Para quem pensar que este é um mero cenário teórico, basta olhar para o que aconteceu na Grécia. Num contexto da crise financeira e austeridade, a participação do PASOK (o PS grego) numa coligação governamental com a Nova Democracia (o PSD grego) abriu caminho ao Syriza e destruiu o partido – o PASOK passou de 44% dos votos (2009) para 13% (2012) e, finalmente, para apenas 5% (2015).

Quem ainda achar que é só teoria, veja o que está a suceder ao SPD (o PS alemão), que obteve em 2009 (23%) e 2013 (26%) os seus dois piores resultados eleitorais desde 1949. E que, governando em coligação com o partido de Merkel, não se consegue afirmar e tem caído ligeiramente nas sondagens (actualmente, para os 24%). Tudo enquanto a CDU de Merkel está firme nos 41%.
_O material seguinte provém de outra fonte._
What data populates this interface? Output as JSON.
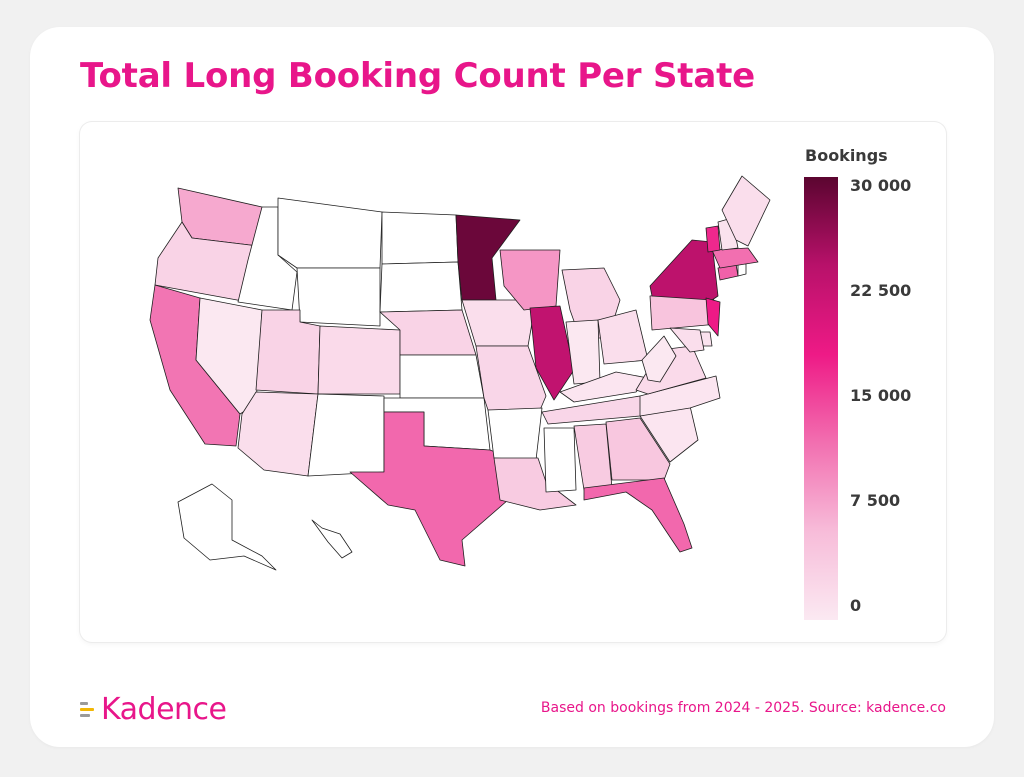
{
  "title": "Total Long Booking Count Per State",
  "legend": {
    "title": "Bookings",
    "ticks": [
      "30 000",
      "22 500",
      "15 000",
      "7 500",
      "0"
    ],
    "range": [
      0,
      30000
    ],
    "colors": [
      "#fbe9f2",
      "#f7bcd9",
      "#f26fb0",
      "#ee1a86",
      "#b8116a",
      "#5b0530"
    ]
  },
  "chart_data": {
    "type": "heatmap",
    "map": "USA choropleth by state",
    "legend_title": "Bookings",
    "color_range": [
      0,
      30000
    ],
    "values": {
      "MN": 29000,
      "NY": 23500,
      "IL": 23000,
      "NJ": 18000,
      "VT": 17000,
      "TX": 12500,
      "FL": 12500,
      "CA": 11500,
      "MA": 12000,
      "CT": 13000,
      "WI": 9000,
      "WA": 7500,
      "PA": 5000,
      "GA": 4500,
      "AL": 4000,
      "LA": 4000,
      "OR": 3000,
      "UT": 3000,
      "NE": 3000,
      "MI": 3000,
      "TN": 2500,
      "MO": 2500,
      "VA": 2000,
      "CO": 2000,
      "AZ": 1500,
      "IA": 1500,
      "OH": 1500,
      "ME": 1500,
      "NH": 1000,
      "MD": 1500,
      "DE": 1000,
      "SC": 500,
      "NC": 500,
      "KY": 500,
      "IN": 200,
      "WV": 200,
      "NV": 200,
      "ID": 0,
      "MT": 0,
      "WY": 0,
      "ND": 0,
      "SD": 0,
      "NM": 0,
      "OK": 0,
      "KS": 0,
      "AR": 0,
      "MS": 0,
      "AK": 0,
      "HI": 0,
      "RI": 0
    }
  },
  "footer": {
    "logo": "Kadence",
    "source": "Based on bookings from 2024 - 2025. Source: kadence.co"
  }
}
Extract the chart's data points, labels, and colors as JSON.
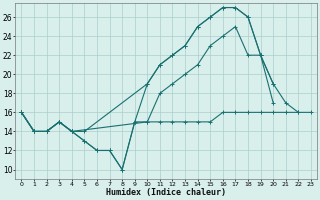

Portugal não é a Grécia e ainda menos é a Alemanha. Mas se a Eunice Goes tiver razão – e os blocos centrais forem uma sentença de morte para os partidos – António Costa poderá confrontar-se com um grande dilema: fazer parte de uma solução governativa maioritária pode pôr em risco o seu partido. Ora, não se sabe se o líder socialista está a falar a sério quando afirma “ou nós ou eles”. Mas, vistas as coisas deste ângulo, o mais certo é que esteja.